Willy-Brandt-Platz

von Klaus Holzer

Manchen wird es schon verwundert haben, daß es in einer kleinen Stadt wie Kamen neben dem Markt einen weiteren großen Platz gibt, den man allerdings nur erkennt, wenn man entweder Kamener oder ein Besucher mit geschultem Blick ist. Denn eigentlich ist der Willy-Brandt-Platz (WBP) gar kein Platz, er wirkt eher wie eine etwas zu breit geratene Straße mit nicht ganz klarem Verlauf, was an der eigentümlichen Bebauung liegt. Die vorhandene Wohnbebauung stört den Platz-Charakter, weil sie von Osten nach Westen in höheren zu niedrigeren Häusern, in Kamen „Lindwurm“ genannt, den Platz durchschneidet. Es ist übrigens leicht zu erkennen, wann diese Häuser gebaut wurden: die 1970er Jahre favorisierten das Flachdach.

Abb. 1: Der Plan:  so sollte der Neumarkt aussehen

Auf dem Stadtplan wird dem Betrachter schließlich deutlich, daß es hier einmal einen großen zusammenhängenden Platz gegeben haben muß. Der Grund dafür ist in Kamens mittelalterlicher Geschichte zu finden (vgl.a. Artikel „Am Galenhof“). Kamen hatte in seinen Anfängen 10 Burgmannshöfe, einer von ihnen war der Akenschocken-, Sparren- oder auch, im Urkataster von 1827, Fetthakenhof (dazu später mehr), der dieses Gelände fast genau in der Mitte der Stadt einnahm, begrenzt von der Lutherischen Kirchstraße (schon vor 1900 Kampstraße) im Osten, der Rottstraße (seit 1985 Konrad-Adenauer-Straße) im Norden, der Weststraße mit einer Ladenzeile und rückwärtigen Gärten im Süden sowie einer Häuserreihe mit rückwärtigen Gärten an der Kämerstraße im Westen. 

Abb. 2: Ein  alter Stadtplan: der Fetthakenhof sollte neu gestaltet werden

Dieser Burgmannshof gehört zur ersten Gruppe von Höfen aus dem 12./13. Jh. und war vollständig von einem Wall mit Palisaden und einer Gräfte umgeben. Diese starke Befestigung kam nicht von ungefähr, mußten die Burgmannen doch immer Verteidigungs- (und wohl auch Angriffs-)kräfte vorhalten, da es eine ihrer Aufgaben war, das nächstgelegene Stadttor zu sichern, was auch hieß, Angreifer von außen abzuwehren.

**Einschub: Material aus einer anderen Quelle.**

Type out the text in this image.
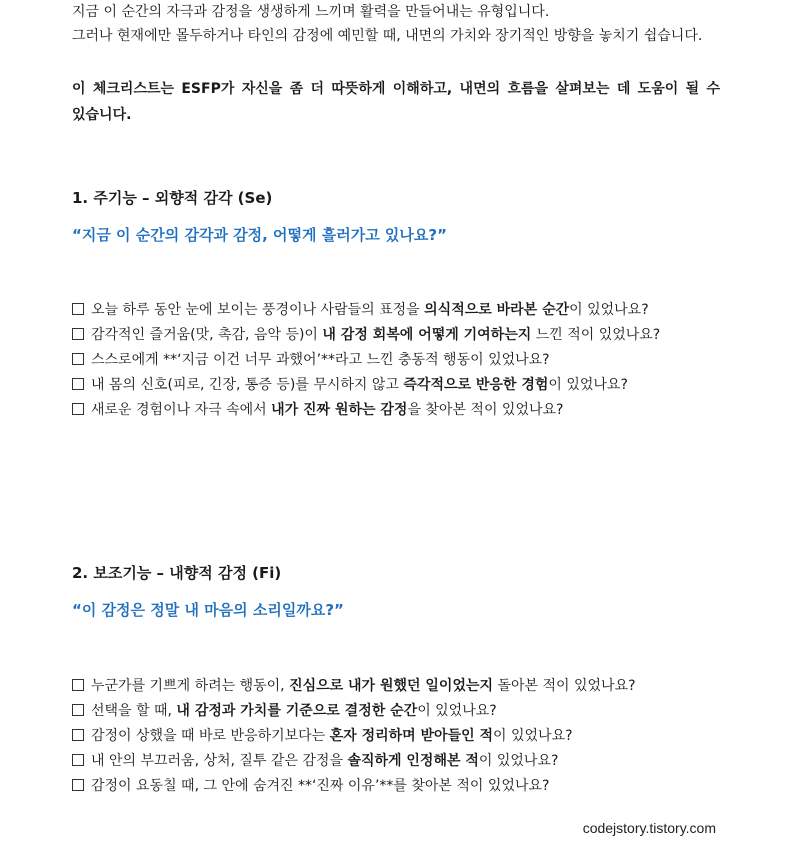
지금 이 순간의 자극과 감정을 생생하게 느끼며 활력을 만들어내는 유형입니다.

그러나 현재에만 몰두하거나 타인의 감정에 예민할 때, 내면의 가치와 장기적인 방향을 놓치기 쉽습니다.

이 체크리스트는 ESFP가 자신을 좀 더 따뜻하게 이해하고, 내면의 흐름을 살펴보는 데 도움이 될 수 있습니다.

1. 주기능 – 외향적 감각 (Se)

“지금 이 순간의 감각과 감정, 어떻게 흘러가고 있나요?”

오늘 하루 동안 눈에 보이는 풍경이나 사람들의 표정을 의식적으로 바라본 순간이 있었나요?

감각적인 즐거움(맛, 촉감, 음악 등)이 내 감정 회복에 어떻게 기여하는지 느낀 적이 있었나요?

스스로에게 **‘지금 이건 너무 과했어’**라고 느낀 충동적 행동이 있었나요?

내 몸의 신호(피로, 긴장, 통증 등)를 무시하지 않고 즉각적으로 반응한 경험이 있었나요?

새로운 경험이나 자극 속에서 내가 진짜 원하는 감정을 찾아본 적이 있었나요?

2. 보조기능 – 내향적 감정 (Fi)

“이 감정은 정말 내 마음의 소리일까요?”

누군가를 기쁘게 하려는 행동이, 진심으로 내가 원했던 일이었는지 돌아본 적이 있었나요?

선택을 할 때, 내 감정과 가치를 기준으로 결정한 순간이 있었나요?

감정이 상했을 때 바로 반응하기보다는 혼자 정리하며 받아들인 적이 있었나요?

내 안의 부끄러움, 상처, 질투 같은 감정을 솔직하게 인정해본 적이 있었나요?

감정이 요동칠 때, 그 안에 숨겨진 **‘진짜 이유’**를 찾아본 적이 있었나요?

codejstory.tistory.com
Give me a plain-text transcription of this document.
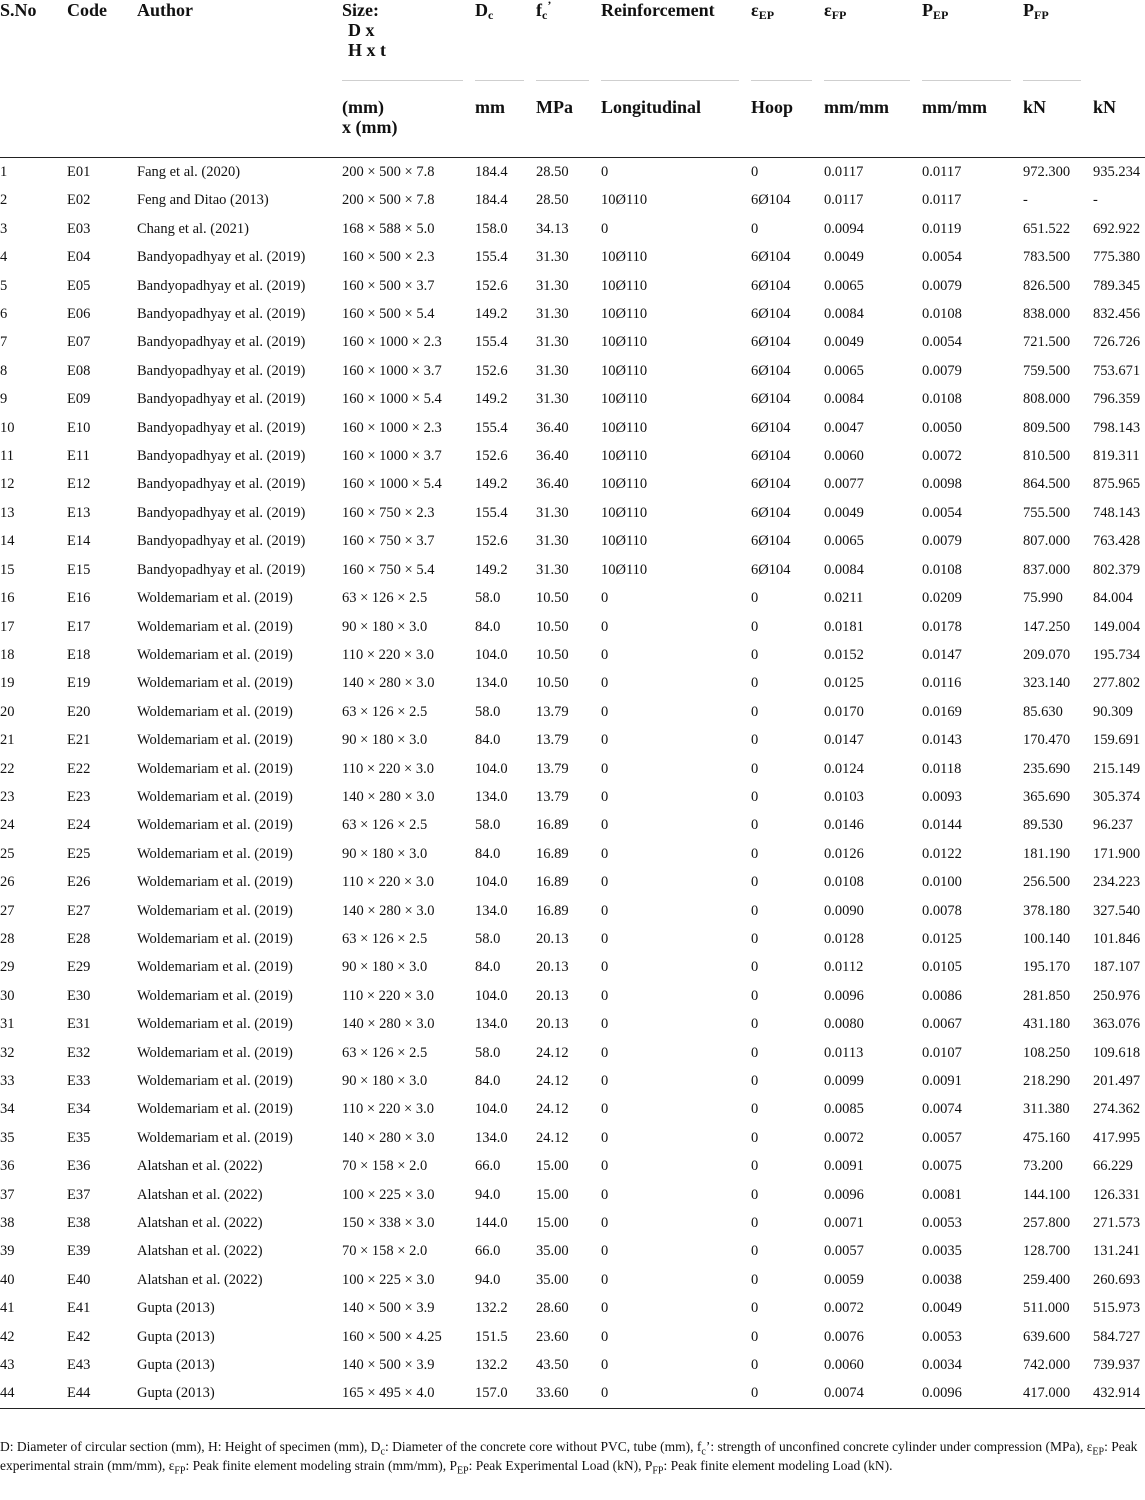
S.No	Code	Author	Size:
D x
H x t	$D_c$	$f_c^’$	Reinforcement	$\varepsilon_{EP}$	$\varepsilon_{FP}$	$P_{EP}$	$P_{FP}$

			(mm)
x (mm)	mm	MPa	Longitudinal	Hoop	mm/mm	mm/mm	kN	kN
1	E01	Fang et al. (2020)	200 × 500 × 7.8	184.4	28.50	0	0	0.0117	0.0117	972.300	935.234
2	E02	Feng and Ditao (2013)	200 × 500 × 7.8	184.4	28.50	10Ø110	6Ø104	0.0117	0.0117	-	-
3	E03	Chang et al. (2021)	168 × 588 × 5.0	158.0	34.13	0	0	0.0094	0.0119	651.522	692.922
4	E04	Bandyopadhyay et al. (2019)	160 × 500 × 2.3	155.4	31.30	10Ø110	6Ø104	0.0049	0.0054	783.500	775.380
5	E05	Bandyopadhyay et al. (2019)	160 × 500 × 3.7	152.6	31.30	10Ø110	6Ø104	0.0065	0.0079	826.500	789.345
6	E06	Bandyopadhyay et al. (2019)	160 × 500 × 5.4	149.2	31.30	10Ø110	6Ø104	0.0084	0.0108	838.000	832.456
7	E07	Bandyopadhyay et al. (2019)	160 × 1000 × 2.3	155.4	31.30	10Ø110	6Ø104	0.0049	0.0054	721.500	726.726
8	E08	Bandyopadhyay et al. (2019)	160 × 1000 × 3.7	152.6	31.30	10Ø110	6Ø104	0.0065	0.0079	759.500	753.671
9	E09	Bandyopadhyay et al. (2019)	160 × 1000 × 5.4	149.2	31.30	10Ø110	6Ø104	0.0084	0.0108	808.000	796.359
10	E10	Bandyopadhyay et al. (2019)	160 × 1000 × 2.3	155.4	36.40	10Ø110	6Ø104	0.0047	0.0050	809.500	798.143
11	E11	Bandyopadhyay et al. (2019)	160 × 1000 × 3.7	152.6	36.40	10Ø110	6Ø104	0.0060	0.0072	810.500	819.311
12	E12	Bandyopadhyay et al. (2019)	160 × 1000 × 5.4	149.2	36.40	10Ø110	6Ø104	0.0077	0.0098	864.500	875.965
13	E13	Bandyopadhyay et al. (2019)	160 × 750 × 2.3	155.4	31.30	10Ø110	6Ø104	0.0049	0.0054	755.500	748.143
14	E14	Bandyopadhyay et al. (2019)	160 × 750 × 3.7	152.6	31.30	10Ø110	6Ø104	0.0065	0.0079	807.000	763.428
15	E15	Bandyopadhyay et al. (2019)	160 × 750 × 5.4	149.2	31.30	10Ø110	6Ø104	0.0084	0.0108	837.000	802.379
16	E16	Woldemariam et al. (2019)	63 × 126 × 2.5	58.0	10.50	0	0	0.0211	0.0209	75.990	84.004
17	E17	Woldemariam et al. (2019)	90 × 180 × 3.0	84.0	10.50	0	0	0.0181	0.0178	147.250	149.004
18	E18	Woldemariam et al. (2019)	110 × 220 × 3.0	104.0	10.50	0	0	0.0152	0.0147	209.070	195.734
19	E19	Woldemariam et al. (2019)	140 × 280 × 3.0	134.0	10.50	0	0	0.0125	0.0116	323.140	277.802
20	E20	Woldemariam et al. (2019)	63 × 126 × 2.5	58.0	13.79	0	0	0.0170	0.0169	85.630	90.309
21	E21	Woldemariam et al. (2019)	90 × 180 × 3.0	84.0	13.79	0	0	0.0147	0.0143	170.470	159.691
22	E22	Woldemariam et al. (2019)	110 × 220 × 3.0	104.0	13.79	0	0	0.0124	0.0118	235.690	215.149
23	E23	Woldemariam et al. (2019)	140 × 280 × 3.0	134.0	13.79	0	0	0.0103	0.0093	365.690	305.374
24	E24	Woldemariam et al. (2019)	63 × 126 × 2.5	58.0	16.89	0	0	0.0146	0.0144	89.530	96.237
25	E25	Woldemariam et al. (2019)	90 × 180 × 3.0	84.0	16.89	0	0	0.0126	0.0122	181.190	171.900
26	E26	Woldemariam et al. (2019)	110 × 220 × 3.0	104.0	16.89	0	0	0.0108	0.0100	256.500	234.223
27	E27	Woldemariam et al. (2019)	140 × 280 × 3.0	134.0	16.89	0	0	0.0090	0.0078	378.180	327.540
28	E28	Woldemariam et al. (2019)	63 × 126 × 2.5	58.0	20.13	0	0	0.0128	0.0125	100.140	101.846
29	E29	Woldemariam et al. (2019)	90 × 180 × 3.0	84.0	20.13	0	0	0.0112	0.0105	195.170	187.107
30	E30	Woldemariam et al. (2019)	110 × 220 × 3.0	104.0	20.13	0	0	0.0096	0.0086	281.850	250.976
31	E31	Woldemariam et al. (2019)	140 × 280 × 3.0	134.0	20.13	0	0	0.0080	0.0067	431.180	363.076
32	E32	Woldemariam et al. (2019)	63 × 126 × 2.5	58.0	24.12	0	0	0.0113	0.0107	108.250	109.618
33	E33	Woldemariam et al. (2019)	90 × 180 × 3.0	84.0	24.12	0	0	0.0099	0.0091	218.290	201.497
34	E34	Woldemariam et al. (2019)	110 × 220 × 3.0	104.0	24.12	0	0	0.0085	0.0074	311.380	274.362
35	E35	Woldemariam et al. (2019)	140 × 280 × 3.0	134.0	24.12	0	0	0.0072	0.0057	475.160	417.995
36	E36	Alatshan et al. (2022)	70 × 158 × 2.0	66.0	15.00	0	0	0.0091	0.0075	73.200	66.229
37	E37	Alatshan et al. (2022)	100 × 225 × 3.0	94.0	15.00	0	0	0.0096	0.0081	144.100	126.331
38	E38	Alatshan et al. (2022)	150 × 338 × 3.0	144.0	15.00	0	0	0.0071	0.0053	257.800	271.573
39	E39	Alatshan et al. (2022)	70 × 158 × 2.0	66.0	35.00	0	0	0.0057	0.0035	128.700	131.241
40	E40	Alatshan et al. (2022)	100 × 225 × 3.0	94.0	35.00	0	0	0.0059	0.0038	259.400	260.693
41	E41	Gupta (2013)	140 × 500 × 3.9	132.2	28.60	0	0	0.0072	0.0049	511.000	515.973
42	E42	Gupta (2013)	160 × 500 × 4.25	151.5	23.60	0	0	0.0076	0.0053	639.600	584.727
43	E43	Gupta (2013)	140 × 500 × 3.9	132.2	43.50	0	0	0.0060	0.0034	742.000	739.937
44	E44	Gupta (2013)	165 × 495 × 4.0	157.0	33.60	0	0	0.0074	0.0096	417.000	432.914
D: Diameter of circular section (mm), H: Height of specimen (mm), $D_c$: Diameter of the concrete core without PVC, tube (mm), $f_c$’: strength of unconfined concrete cylinder under compression (MPa), $\varepsilon_{EP}$: Peak experimental strain (mm/mm), $\varepsilon_{FP}$: Peak finite element modeling strain (mm/mm), $P_{EP}$: Peak Experimental Load (kN), $P_{FP}$: Peak finite element modeling Load (kN).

Die Namensgeber, die Akenschockens, waren, wie alle Burgmannen, eine Familie, die entsprechend ihrer herausgehobenen Stellung oft Ratsherren und den Bürgermeister der Stadt stellte. Und auch wenn anfangs nur die Burgmannen als Bürgermeister in Frage kamen, weil das ein unbesoldetes Ehrenamt war und nur Burgmannen sich das leisten konnten, so mußten sie sich den Kamenern doch jährlich „an Petri Stuhlfeier“ (Kathedra Petri, 22. Februar) zur Wahl stellen, immer für ein Jahr (erst durch königlich preußische Verordnung wurden Bürgermeister in der Grafschaft Mark ab 1719 auf Lebenszeit bestellt). 

Zweimal ging von diesem Hof eine Katastrophe aus, die die Existenz der ganzen Stadt in Frage stellte. Man erinnere sich: zentrale städtische Lage, Fachwerkhäuser und strohgedeckte Dächer!

Der erste ganz große Brand geschah zu Pfingsten 1452, der größte aller 11 Kamener Stadtbrände. Nur der Turm der Severinskirche (heute Pauluskirche), das Rathaus und 20 Häuser blieben stehen.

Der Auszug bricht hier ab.